XGBoost is particularly effective for regression tasks because it can handle both categorical and continuous input variables. It also has a number of features that make it stand out from other gradient boosting libraries, including:

Regularization: XGBoost includes L1, L2 and elastic net regularization to prevent overfitting.
Cross-validation: XGBoost includes built-in cross-validation to select the best hyperparameters.
Missing values handling: XGBoost can handle missing values in the input data.
Parallel processing: XGBoost can utilize all the CPU cores on a machine to speed up the training process.

Data Preparation

Before training our XGBoost regression model, we first need to prepare our data. We will use the Boston housing dataset, which is included in scikit-learn library. The goal of the dataset is to predict the median value of owner-occupied homes.

# import libraries
import pandas as pd
from sklearn.datasets import load_boston
from sklearn.model_selection import train_test_split

# load data
boston = load_boston()
X = pd.DataFrame(boston.data, columns=boston.feature_names)
y = boston.target

# split data into training and test sets
X_train, X_test, y_train, y_test = train_test_split(X, y, test_size=0.2, random_state=42)

Training the Model

Now that our data is prepared, we can train our XGBoost regression model. To do this, we first need to import the XGBRegressor class from the xgboost library. We can then create an instance of the class and specify the hyperparameters we want to use for the model.

# import XGBRegressor
from xgboost import XGBRegressor

# create instance of the class
xgb_reg = XGBRegressor(objective='reg:squarederror', n_estimators=1000, learning_rate=0.05, max_depth=5, subsample=0.7, colsample_bytree=0.7, random_state=42)

# fit the model
xgb_reg.fit(X_train, y_train)

Evaluating the Model

Once we have trained our XGBoost regression model, we need to evaluate its performance. We can do this by computing the root mean squared error (RMSE) on the test set. The RMSE is a common metric used to evaluate regression models, and it measures the average distance between the predicted and actual values.

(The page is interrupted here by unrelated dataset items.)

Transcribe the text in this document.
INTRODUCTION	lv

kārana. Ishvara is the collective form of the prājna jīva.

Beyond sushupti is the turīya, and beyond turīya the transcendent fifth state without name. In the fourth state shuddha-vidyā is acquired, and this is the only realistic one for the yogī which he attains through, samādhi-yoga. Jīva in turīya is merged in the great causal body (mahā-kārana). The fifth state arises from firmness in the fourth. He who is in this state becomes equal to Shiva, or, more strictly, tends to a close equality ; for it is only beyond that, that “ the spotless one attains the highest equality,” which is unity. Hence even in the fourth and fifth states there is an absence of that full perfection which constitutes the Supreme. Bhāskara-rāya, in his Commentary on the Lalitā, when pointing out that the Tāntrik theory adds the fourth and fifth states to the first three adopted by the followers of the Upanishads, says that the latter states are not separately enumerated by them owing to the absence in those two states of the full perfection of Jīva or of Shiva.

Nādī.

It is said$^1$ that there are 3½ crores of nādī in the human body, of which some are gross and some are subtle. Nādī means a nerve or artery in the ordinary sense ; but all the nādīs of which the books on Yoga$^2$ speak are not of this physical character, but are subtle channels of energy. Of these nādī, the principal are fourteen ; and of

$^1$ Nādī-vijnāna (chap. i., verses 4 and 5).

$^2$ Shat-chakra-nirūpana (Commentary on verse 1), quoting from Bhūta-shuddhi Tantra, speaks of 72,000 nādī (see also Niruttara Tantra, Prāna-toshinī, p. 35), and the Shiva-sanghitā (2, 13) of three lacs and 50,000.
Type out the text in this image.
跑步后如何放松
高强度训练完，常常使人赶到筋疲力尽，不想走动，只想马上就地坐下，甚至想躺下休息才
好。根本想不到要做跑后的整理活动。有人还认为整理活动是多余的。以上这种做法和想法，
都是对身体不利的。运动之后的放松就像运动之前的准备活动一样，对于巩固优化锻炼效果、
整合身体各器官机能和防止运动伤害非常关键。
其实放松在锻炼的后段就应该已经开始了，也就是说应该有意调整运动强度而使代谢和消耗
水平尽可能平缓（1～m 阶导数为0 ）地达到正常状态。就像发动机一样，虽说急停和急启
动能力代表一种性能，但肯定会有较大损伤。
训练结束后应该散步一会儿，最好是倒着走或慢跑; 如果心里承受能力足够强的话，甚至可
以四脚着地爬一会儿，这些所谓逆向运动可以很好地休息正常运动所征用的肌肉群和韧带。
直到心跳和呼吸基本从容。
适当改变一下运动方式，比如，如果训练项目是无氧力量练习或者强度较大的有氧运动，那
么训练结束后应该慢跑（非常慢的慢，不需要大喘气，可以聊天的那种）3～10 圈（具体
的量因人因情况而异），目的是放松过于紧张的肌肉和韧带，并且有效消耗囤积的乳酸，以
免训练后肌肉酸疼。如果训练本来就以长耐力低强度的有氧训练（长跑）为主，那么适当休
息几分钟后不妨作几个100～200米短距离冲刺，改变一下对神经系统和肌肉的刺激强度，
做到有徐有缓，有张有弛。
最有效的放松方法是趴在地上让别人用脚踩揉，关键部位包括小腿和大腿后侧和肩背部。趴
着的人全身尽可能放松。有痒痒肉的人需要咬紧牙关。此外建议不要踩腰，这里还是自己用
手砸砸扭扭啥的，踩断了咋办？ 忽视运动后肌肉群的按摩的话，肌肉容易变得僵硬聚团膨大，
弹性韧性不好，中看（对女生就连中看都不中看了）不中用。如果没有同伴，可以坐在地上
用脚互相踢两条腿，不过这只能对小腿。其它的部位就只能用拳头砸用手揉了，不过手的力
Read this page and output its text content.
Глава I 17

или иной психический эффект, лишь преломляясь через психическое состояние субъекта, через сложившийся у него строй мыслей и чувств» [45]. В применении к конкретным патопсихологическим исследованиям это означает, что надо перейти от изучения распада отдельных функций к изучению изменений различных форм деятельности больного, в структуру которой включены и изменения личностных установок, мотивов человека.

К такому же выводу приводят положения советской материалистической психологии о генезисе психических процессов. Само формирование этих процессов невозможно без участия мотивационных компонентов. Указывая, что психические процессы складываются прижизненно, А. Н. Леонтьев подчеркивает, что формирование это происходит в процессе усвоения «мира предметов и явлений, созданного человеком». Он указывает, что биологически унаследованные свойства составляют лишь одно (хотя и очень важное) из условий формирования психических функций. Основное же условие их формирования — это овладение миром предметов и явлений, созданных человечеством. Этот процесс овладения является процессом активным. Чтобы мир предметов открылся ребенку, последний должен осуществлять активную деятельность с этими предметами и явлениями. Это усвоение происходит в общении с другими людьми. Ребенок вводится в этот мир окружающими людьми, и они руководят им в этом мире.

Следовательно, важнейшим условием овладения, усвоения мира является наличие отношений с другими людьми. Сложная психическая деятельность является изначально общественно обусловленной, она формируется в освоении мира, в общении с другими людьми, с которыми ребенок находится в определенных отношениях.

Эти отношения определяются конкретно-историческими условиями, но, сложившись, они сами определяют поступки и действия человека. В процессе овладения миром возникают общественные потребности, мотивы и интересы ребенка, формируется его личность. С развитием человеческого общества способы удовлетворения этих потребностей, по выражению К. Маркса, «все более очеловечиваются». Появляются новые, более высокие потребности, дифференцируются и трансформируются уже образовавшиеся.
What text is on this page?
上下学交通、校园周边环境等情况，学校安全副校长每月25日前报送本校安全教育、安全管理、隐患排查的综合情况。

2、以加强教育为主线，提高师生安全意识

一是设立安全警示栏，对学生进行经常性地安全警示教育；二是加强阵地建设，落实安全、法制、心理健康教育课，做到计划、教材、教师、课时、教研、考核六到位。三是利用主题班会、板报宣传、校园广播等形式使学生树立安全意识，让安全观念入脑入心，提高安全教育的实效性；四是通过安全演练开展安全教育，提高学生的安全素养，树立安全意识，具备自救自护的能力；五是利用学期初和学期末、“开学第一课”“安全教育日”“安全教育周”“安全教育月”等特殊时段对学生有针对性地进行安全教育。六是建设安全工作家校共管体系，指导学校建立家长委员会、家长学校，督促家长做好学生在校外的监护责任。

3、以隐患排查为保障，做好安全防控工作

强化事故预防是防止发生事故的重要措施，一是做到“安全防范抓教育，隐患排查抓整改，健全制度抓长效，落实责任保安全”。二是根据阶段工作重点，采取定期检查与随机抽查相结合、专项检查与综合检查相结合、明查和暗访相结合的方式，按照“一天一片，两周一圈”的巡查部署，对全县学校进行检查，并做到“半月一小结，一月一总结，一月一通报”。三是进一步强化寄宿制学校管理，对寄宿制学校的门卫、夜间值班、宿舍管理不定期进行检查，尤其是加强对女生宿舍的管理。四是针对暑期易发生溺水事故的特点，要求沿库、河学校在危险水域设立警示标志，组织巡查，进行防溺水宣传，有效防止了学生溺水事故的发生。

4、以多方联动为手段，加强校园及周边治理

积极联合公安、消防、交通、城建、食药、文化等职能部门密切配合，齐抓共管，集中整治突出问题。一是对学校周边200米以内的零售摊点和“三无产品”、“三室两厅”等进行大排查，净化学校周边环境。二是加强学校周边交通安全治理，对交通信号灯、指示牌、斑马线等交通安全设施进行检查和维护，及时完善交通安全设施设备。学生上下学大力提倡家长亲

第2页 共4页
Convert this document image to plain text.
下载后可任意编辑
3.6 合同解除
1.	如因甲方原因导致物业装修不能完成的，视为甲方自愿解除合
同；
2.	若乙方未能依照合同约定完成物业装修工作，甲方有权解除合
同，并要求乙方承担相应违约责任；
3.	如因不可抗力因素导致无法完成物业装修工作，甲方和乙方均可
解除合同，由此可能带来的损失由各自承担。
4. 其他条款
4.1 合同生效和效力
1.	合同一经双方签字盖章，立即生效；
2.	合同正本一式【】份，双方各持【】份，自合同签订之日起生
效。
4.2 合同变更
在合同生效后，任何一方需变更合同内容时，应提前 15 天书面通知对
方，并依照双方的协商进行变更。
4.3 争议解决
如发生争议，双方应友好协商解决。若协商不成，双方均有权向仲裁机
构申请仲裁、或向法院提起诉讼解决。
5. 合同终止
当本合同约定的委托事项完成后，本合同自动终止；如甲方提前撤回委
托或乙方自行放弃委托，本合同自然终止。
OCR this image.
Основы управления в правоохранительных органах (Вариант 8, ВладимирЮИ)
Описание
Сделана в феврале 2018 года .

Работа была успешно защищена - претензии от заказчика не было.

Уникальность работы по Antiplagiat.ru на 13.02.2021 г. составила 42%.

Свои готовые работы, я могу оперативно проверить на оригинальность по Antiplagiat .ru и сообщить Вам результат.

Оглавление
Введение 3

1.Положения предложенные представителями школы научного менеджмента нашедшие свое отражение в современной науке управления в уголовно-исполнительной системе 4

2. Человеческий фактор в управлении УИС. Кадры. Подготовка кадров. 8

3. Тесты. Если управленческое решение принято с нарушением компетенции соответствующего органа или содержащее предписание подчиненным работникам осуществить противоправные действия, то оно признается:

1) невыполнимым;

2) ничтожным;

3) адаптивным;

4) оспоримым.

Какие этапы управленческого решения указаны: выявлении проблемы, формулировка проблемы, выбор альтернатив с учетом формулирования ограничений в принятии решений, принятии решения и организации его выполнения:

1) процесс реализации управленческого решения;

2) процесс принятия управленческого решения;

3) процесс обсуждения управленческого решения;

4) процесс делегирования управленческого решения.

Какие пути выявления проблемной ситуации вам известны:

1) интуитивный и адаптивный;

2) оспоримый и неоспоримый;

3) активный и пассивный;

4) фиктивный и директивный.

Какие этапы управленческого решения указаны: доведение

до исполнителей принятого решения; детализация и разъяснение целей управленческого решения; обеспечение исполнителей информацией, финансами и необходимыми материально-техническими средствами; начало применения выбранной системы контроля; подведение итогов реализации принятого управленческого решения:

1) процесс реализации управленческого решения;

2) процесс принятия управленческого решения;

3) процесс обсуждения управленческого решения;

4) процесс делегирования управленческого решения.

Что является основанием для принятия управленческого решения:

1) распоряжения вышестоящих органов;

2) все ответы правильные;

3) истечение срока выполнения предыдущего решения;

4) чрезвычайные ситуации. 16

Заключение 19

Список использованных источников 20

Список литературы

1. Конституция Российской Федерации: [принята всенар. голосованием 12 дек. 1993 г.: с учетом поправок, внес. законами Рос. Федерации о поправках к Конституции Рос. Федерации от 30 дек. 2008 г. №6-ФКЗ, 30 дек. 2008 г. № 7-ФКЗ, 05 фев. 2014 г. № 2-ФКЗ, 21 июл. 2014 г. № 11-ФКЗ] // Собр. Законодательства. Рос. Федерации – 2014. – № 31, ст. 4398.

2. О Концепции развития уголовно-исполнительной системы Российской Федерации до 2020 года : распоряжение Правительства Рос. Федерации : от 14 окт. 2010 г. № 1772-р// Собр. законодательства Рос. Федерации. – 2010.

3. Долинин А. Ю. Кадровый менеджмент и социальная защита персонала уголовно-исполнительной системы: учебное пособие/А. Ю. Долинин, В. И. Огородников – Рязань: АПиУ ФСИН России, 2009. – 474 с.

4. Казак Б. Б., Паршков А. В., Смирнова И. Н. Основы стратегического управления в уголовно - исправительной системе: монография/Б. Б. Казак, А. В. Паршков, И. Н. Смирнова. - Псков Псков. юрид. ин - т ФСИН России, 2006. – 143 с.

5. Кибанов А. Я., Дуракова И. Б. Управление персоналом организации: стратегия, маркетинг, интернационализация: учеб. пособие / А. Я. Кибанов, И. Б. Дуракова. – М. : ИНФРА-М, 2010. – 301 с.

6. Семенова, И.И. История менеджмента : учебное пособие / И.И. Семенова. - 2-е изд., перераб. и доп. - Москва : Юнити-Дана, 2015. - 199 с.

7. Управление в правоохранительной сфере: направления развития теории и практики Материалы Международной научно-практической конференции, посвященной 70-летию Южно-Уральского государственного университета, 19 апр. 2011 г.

from sklearn.metrics import mean_squared_error

# make predictions on the test set
y_pred = xgb_reg.predict(X_test)

# compute RMSE
rmse = mean_squared_error(y_test, y_pred, squared=False)

print('RMSE:', rmse)

Tuning Hyperparameters

Hyperparameters are parameters that are set before training the model, and they can have a big impact on model performance. XGBoost has a number of hyperparameters that can be tuned to improve performance.

One way to tune the hyperparameters is by using cross-validation. XGBoost has a built-in function for performing cross-validation called cv. We can use this function to train and evaluate the model on different subsets of the data, and then select the hyperparameters that result in the best performance.

# import cross_val_score
from sklearn.model_selection import cross_val_score

# set hyperparameters to tune
params = {
    'n_estimators': [100, 500, 1000],
    'learning_rate': [0.01, 0.05, 0.1],
    'max_depth': [3, 5, 7],
    'subsample': [0.5, 0.7, 1.0],
    'colsample_bytree': [0.5, 0.7, 1.0]
}

# perform grid search using cross-validation
from sklearn.model_selection import GridSearchCV

grid_search = GridSearchCV(xgb_reg, param_grid=params, cv=5, scoring='neg_mean_squared_error')
grid_search.fit(X_train, y_train)

# print best hyperparameters
print(grid_search.best_params_)

Feature Importance

After training our XGBoost regression model, we can also look at the feature importances to understand which features are most important for predicting the target variable. We can use the plot_importance function from the xgboost library to visualize the importance of each feature.

from xgboost import plot_importance
import matplotlib.pyplot as plt

# plot feature importances
plot_importance(xgb_reg)
plt.show()

Conclusion

In this tutorial, we learned how to use XGBoost for regression tasks. We covered data preparation, model training and evaluation, hyperparameter tuning, and feature importance. XGBoost is a powerful library that is widely used in industry for building predictive models. With its flexibility, efficiency and portability, XGBoost is definitely a tool that should be in every machine learning developer's toolbox.